You say, “reform the pain,” but in a recent article for mohalim, you say you rely on an anaesthetic cream that cannot numb the deep tissues that cause the baby the most pain–a fact not mentioned on your website for parents. If circumcision is as beneficial as you claim, why not let young men choose it for themselves when they are old enough to give informed consent?
The claims of health benefits are contradicted by a variety of more recent research studies too numerous to mention here, but you do not refer to this data at all. You imply that theAAP advocates circumcision when in fact it has now reversed its position, as the recent policy clearly states: “Research studies suggest there may be some medical benefits … but these data are insufficient to recommend routine neonatal circumcision.” When you blind parents to the full picture, that’s coercive and should be seen as such. And if the cutting of a baby boy’s genitals is to be taken as the profoundly positive event you paint it as, then what’s the message this transmits to Jewish women? Circumcision in this day and age is a perverse way of affirming Jewish identity.
Victor Schonfeld
A Part of the Covenant
Dear Mr. Schonfeld:
You distort the truth. Your “research studies too numerous to mention” were obviously not regarded as valid by the AAP, which hedged on recommending routine neonatal circumcision, in spite of its medical benefits, only because of cost issues. And you take my own statements regarding anesthesia out of context–I have great success using a combination of pain-control techniques.
If we wait for the child to be old enough to make his own decision about circumcision, we turn a one-minute, at-home, very safe procedure into one that requires a hospital stay, general anesthesia, and much higher risk. In addition, circumcision done after infancy does not protect against cancer of the penis.
Circumcision is essential, but not the only part of the brit, the covenant.

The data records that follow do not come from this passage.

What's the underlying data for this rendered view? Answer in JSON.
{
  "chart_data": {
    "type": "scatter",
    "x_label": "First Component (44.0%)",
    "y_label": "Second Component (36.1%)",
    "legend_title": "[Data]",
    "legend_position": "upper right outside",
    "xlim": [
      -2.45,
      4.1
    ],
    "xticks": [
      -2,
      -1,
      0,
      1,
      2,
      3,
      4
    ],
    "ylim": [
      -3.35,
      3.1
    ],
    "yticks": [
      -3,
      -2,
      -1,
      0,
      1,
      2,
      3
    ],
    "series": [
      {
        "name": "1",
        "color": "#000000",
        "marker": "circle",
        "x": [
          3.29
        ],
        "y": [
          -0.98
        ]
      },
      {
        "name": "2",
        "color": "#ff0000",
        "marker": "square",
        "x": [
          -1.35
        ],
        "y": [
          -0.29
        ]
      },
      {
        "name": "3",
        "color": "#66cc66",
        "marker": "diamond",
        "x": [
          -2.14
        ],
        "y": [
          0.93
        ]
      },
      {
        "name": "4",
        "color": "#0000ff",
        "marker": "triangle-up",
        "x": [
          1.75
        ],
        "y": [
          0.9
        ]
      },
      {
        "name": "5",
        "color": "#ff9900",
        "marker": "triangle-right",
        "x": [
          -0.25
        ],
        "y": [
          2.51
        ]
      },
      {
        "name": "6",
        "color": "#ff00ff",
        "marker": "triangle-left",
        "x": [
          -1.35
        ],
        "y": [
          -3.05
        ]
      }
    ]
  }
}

Standing with the baby in a ceremony that transcends time are Abraham and Sarah and our other ancestors, all who were at Sinai, up to and including us. At that ceremony you are connected to all the generations of your family that preceded you. I’m sorry your son’s brit wasn’t like that, but that is what it should have been. Since Sarai became Sarah, Jewish women have been part of the covenant. The reason Jewish men have to be circumcised into the covenant is to be worthy of a Jewish wife. We are born covenanted. If you don’t see it this way, that is your prejudice.